Redattore Sociale - Media e disabilita'. Satta: dall'ammirazione alla pieta', sguardo che non convince

ROMA. In quale modo giornali e tv riescono a raffigurare le persone disabili? Lo spiegano dieci giornalisti, comunicatori e blogger che vivono la disabilità sulla propria pelle, anche se non sempre se ne occupano anche a livello professionale. Le voci sono le più varie: Luisa Bartolucci, direttore di Slash radio web, emittente online dell’Unione italiana ciechi e ipovedenti; Alessandro Capoccetti, fotografo e direttore italiano per la campagna di comunicazione sociale inglese “Models of diversity”; Simone Fanti, giornalista di “Io donna” e Corriere.it; Manuela Figlia, protagonista del docu-reality “Ho sposato un gigante”; Corrado Fontana, giornalista di Televideo e “Valori”; Maurizio Molinari, addetto stampa del Parlamento europeo in Italia; Noria Nalli, giornalista e autrice del blog “La stampella di Cenerentola” su lastampa.it; Simona Petaccia, comunicatrice per le imprese pubbliche e private; Fiamma Satta, voce storica di Radio2 e dal 2009 autrice per la “Gazzetta dello sport” della rubrica e blog “Diversamente affabile, diario di un’invalida leggermente arrabbiata sui temi dell’inciviltà; Valentina Tomirotti, autrice di Pepitosablog.co.
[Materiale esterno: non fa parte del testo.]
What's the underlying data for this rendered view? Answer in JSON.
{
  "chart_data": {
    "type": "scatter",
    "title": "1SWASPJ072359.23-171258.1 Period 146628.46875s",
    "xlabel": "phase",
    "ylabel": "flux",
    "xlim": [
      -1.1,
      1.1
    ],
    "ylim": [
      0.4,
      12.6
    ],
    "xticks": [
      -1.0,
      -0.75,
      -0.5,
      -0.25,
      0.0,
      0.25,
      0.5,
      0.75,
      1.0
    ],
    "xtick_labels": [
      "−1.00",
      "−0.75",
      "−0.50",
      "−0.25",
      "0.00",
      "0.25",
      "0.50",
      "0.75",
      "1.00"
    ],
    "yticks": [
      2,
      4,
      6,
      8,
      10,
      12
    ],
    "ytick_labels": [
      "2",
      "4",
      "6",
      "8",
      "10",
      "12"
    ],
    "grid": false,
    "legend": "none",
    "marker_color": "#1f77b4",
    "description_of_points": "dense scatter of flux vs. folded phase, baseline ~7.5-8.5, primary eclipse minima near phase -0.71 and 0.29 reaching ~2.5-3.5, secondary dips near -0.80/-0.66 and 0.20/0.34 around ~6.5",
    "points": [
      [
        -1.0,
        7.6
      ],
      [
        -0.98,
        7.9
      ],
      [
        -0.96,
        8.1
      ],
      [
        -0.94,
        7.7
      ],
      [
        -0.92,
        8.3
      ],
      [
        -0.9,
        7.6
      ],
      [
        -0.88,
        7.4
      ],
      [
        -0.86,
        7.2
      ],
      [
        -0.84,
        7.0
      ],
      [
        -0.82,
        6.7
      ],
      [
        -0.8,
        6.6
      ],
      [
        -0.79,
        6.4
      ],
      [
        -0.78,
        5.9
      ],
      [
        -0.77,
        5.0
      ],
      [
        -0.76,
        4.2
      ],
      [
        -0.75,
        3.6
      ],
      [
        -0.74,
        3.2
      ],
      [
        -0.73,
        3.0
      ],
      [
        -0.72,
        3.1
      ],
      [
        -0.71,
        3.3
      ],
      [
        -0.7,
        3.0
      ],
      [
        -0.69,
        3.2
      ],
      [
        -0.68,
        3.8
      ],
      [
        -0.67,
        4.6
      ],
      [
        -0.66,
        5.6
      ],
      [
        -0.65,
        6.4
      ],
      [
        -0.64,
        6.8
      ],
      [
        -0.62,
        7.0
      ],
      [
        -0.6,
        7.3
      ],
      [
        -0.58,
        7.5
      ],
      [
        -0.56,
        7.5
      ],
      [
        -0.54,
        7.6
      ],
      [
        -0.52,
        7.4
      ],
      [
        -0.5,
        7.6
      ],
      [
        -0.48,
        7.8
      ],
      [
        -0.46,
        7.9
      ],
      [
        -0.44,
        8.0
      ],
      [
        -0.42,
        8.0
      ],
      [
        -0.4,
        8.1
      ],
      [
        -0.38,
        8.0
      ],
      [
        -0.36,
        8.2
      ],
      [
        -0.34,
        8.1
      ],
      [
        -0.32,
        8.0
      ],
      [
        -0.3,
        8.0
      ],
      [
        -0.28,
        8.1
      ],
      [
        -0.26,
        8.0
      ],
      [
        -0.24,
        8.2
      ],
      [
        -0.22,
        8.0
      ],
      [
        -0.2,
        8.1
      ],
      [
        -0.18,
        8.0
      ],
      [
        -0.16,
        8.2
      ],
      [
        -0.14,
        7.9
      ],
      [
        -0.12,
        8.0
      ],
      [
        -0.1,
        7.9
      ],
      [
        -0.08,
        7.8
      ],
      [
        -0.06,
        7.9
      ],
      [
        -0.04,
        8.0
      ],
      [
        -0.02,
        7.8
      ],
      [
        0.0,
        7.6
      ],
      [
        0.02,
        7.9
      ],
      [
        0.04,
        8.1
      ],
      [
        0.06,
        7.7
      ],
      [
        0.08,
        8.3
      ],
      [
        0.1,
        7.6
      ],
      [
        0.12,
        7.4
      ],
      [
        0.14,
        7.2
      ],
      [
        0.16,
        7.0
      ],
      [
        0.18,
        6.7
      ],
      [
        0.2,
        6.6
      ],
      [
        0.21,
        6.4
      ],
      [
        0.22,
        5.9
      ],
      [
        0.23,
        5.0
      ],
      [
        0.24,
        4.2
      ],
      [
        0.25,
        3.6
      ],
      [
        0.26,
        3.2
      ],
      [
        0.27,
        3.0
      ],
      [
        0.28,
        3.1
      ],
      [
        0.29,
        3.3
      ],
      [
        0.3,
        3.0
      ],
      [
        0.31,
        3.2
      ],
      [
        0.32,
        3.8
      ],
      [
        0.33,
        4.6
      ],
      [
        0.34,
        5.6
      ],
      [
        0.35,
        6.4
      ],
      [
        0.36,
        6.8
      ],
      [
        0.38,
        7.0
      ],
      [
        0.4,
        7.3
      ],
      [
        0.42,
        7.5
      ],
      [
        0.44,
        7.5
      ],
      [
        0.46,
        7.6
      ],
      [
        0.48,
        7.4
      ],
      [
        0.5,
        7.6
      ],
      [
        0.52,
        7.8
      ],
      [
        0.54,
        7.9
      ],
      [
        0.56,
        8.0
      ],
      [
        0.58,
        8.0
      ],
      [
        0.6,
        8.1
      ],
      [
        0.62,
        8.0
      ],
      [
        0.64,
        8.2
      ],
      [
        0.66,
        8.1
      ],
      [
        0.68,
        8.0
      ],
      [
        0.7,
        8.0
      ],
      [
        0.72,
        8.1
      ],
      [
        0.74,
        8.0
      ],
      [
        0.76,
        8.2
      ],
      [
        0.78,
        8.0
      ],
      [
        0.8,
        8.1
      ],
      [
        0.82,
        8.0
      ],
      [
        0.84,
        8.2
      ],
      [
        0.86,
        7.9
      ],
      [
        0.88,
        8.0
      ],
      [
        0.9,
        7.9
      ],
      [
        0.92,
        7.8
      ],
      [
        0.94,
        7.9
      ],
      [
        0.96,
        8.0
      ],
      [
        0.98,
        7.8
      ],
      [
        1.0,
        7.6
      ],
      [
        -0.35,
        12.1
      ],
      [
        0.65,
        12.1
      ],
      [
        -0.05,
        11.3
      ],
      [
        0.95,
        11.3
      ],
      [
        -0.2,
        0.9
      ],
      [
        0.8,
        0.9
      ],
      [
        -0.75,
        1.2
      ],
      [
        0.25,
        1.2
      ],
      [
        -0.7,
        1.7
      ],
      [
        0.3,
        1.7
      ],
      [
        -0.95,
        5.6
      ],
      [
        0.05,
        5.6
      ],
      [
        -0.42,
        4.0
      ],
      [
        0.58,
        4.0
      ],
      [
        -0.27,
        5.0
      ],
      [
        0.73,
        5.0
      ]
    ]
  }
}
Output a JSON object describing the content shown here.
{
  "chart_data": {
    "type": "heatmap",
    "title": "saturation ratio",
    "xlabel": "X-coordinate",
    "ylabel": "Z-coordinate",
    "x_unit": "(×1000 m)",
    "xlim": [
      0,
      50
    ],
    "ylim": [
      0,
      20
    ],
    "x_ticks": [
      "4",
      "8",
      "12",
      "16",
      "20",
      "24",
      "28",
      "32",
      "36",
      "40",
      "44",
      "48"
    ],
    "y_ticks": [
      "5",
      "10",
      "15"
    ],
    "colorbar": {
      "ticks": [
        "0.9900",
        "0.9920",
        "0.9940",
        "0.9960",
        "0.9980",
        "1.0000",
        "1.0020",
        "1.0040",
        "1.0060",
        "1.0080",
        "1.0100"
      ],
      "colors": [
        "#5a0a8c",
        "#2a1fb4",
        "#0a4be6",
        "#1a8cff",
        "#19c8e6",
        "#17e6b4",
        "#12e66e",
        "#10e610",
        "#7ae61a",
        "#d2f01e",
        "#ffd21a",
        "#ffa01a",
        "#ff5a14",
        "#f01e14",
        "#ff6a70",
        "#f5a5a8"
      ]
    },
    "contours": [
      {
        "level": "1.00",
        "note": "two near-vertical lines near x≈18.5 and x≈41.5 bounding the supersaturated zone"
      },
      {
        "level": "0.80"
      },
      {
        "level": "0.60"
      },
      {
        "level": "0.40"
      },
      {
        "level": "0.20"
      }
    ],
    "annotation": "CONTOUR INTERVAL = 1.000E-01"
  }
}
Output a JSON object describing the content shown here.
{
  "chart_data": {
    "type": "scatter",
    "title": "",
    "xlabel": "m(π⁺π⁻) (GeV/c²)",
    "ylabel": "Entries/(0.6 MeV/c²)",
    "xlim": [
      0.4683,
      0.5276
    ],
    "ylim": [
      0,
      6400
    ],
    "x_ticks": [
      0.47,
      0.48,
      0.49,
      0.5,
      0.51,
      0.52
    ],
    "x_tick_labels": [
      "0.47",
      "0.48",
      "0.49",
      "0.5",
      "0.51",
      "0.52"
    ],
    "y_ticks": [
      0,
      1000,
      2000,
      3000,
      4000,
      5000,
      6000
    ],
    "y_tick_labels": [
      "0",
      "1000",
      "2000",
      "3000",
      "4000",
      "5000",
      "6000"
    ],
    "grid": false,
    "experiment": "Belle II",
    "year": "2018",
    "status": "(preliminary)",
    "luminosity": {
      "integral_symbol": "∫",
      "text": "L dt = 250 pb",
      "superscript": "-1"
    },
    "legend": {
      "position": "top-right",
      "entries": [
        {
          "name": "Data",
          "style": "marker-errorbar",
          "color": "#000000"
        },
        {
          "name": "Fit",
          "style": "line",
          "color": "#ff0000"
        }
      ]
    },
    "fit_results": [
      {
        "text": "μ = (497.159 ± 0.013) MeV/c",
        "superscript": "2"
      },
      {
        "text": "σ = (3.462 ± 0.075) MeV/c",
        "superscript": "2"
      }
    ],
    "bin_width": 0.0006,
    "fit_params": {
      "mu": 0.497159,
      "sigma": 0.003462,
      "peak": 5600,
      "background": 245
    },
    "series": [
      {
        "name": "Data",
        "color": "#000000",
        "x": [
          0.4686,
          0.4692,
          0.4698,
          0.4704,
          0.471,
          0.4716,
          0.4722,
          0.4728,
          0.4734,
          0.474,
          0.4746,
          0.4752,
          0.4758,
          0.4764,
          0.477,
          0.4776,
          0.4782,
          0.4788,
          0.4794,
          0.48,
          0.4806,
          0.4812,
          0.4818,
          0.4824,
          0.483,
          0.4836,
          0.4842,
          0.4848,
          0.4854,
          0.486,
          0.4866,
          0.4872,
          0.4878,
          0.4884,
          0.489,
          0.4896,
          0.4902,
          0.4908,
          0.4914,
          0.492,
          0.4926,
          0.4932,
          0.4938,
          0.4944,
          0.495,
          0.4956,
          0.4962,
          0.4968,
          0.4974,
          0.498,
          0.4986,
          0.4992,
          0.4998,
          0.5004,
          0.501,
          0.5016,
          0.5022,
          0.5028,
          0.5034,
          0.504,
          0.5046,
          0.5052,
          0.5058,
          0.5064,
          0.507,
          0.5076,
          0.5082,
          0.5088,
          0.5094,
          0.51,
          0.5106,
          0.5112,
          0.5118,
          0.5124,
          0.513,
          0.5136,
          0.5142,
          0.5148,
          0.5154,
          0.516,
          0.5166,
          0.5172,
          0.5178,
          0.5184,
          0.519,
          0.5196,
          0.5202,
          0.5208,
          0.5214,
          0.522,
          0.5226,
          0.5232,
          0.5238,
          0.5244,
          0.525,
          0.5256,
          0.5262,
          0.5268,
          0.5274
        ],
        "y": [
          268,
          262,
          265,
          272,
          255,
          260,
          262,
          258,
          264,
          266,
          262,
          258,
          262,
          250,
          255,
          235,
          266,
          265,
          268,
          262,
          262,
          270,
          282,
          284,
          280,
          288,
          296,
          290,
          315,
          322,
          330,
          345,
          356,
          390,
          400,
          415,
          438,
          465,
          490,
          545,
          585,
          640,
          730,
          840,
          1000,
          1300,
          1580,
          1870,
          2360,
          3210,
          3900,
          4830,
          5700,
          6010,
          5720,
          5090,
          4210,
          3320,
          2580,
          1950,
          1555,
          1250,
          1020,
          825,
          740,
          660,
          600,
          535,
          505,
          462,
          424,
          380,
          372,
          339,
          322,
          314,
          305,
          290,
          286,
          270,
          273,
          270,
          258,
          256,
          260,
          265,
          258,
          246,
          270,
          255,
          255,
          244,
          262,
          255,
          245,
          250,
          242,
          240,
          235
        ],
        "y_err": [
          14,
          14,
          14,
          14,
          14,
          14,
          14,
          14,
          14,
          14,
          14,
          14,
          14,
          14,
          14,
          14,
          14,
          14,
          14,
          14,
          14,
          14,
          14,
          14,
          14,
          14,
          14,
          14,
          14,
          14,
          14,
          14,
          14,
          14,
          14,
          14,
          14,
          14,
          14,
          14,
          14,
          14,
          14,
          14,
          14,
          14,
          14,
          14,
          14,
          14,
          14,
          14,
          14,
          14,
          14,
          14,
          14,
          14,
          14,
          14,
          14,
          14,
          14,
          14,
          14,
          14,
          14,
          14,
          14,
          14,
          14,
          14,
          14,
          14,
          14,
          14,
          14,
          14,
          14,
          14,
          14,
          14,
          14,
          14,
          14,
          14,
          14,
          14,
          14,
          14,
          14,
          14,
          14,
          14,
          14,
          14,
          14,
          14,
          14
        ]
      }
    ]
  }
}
Se ne occupa il numero di dicembre del magazine SuperAbile Inail in un lungo dossier intitolato “Niente stereotipi, per favore”, ospitato su Redattore sociale in dieci puntate. A partire dall’analisi di Fiamma Satta, giornalista, sceneggiatrice e scrittrice, autrice e voce storica di Radio2 (Fabio e Fiamma). Dal 2009 firma per La Gazzetta dello Sport rubrica e blog "Diversamente affabile", diario di un’invalida leggermente arrabbiata sui temi dell’inciviltà, impegno per il quale è stata nominata Commendatore al merito della Repubblica italiana. Nel 1993 le è stata diagnosticata la sclerosi multipla.

"L’Italia è un paese indietro soprattutto per quanto riguarda la disabilità che, dal mio punto di vista, fa rima con civiltà e non per l’accento sulla a. - spiega - Davanti a essa siamo abituati ad adottare generalmente due tipi di atteggiamenti, sguardi e comportamenti contrapposti: pietisti/compassionevoli che tanto spazio trovano nei media, soprattutto in televisione, oppure arroganti/prevaricatori che tanto spazio trovano nel nostro tessuto sociale (è di questi ultimi che mi occupo da diversi anni nelle pagine e nel sito de La Gazzetta dello Sport). Poiché il nostro Paese è davvero 'leader' per quanto riguarda i comportamenti incivili sarebbe necessario, invece, che riapprendesse il valore del rispetto delle persone in difficoltà, fondamentale punto di partenza per il raggiungimento di un’armonica convivenza sociale, l’unica in grado di mantenere la pace. Secondo me, quindi, i nostri media dovrebbero rafforzare la convinzione che la disabilità non definisca chi la indossa ma ne rappresenti solo una condizione e che il disabile debba meritare il rispetto dovuto a tutti, disabili o non".

"Esiste poi anche un terzo tipo di atteggiamento verso la disabilità, stavolta ammirativo, quando essa riguardi casi particolarmente eclatanti, per esempio le imprese dei campioni paralimpici (vedi Alex Zanardi). - proseguea Satta - A mio avviso, però, questo atteggiamento ammirativo presenta un aspetto leggermente 'pericoloso' riguardo alla percezione comune della disabilità, perché induce a pensare che ogni disabile, al pari di un atleta, sia in grado di superare barriere fisiche e mentali, ostacoli e situazioni al limite dello stress. Ovviamente non è così. Il disabile infatti vive con innegabile difficoltà, ovunque. Per questo, a differenza del nostro, nella maggior parte dei Paesi considerati civili lo Stato si fa carico di sostenerlo offrendogli accessibilità e inclusione e considerandolo non un elemento da ghettizzare ma parte integrante della società, se non addirittura un’innegabile occasione di crescita per tutti".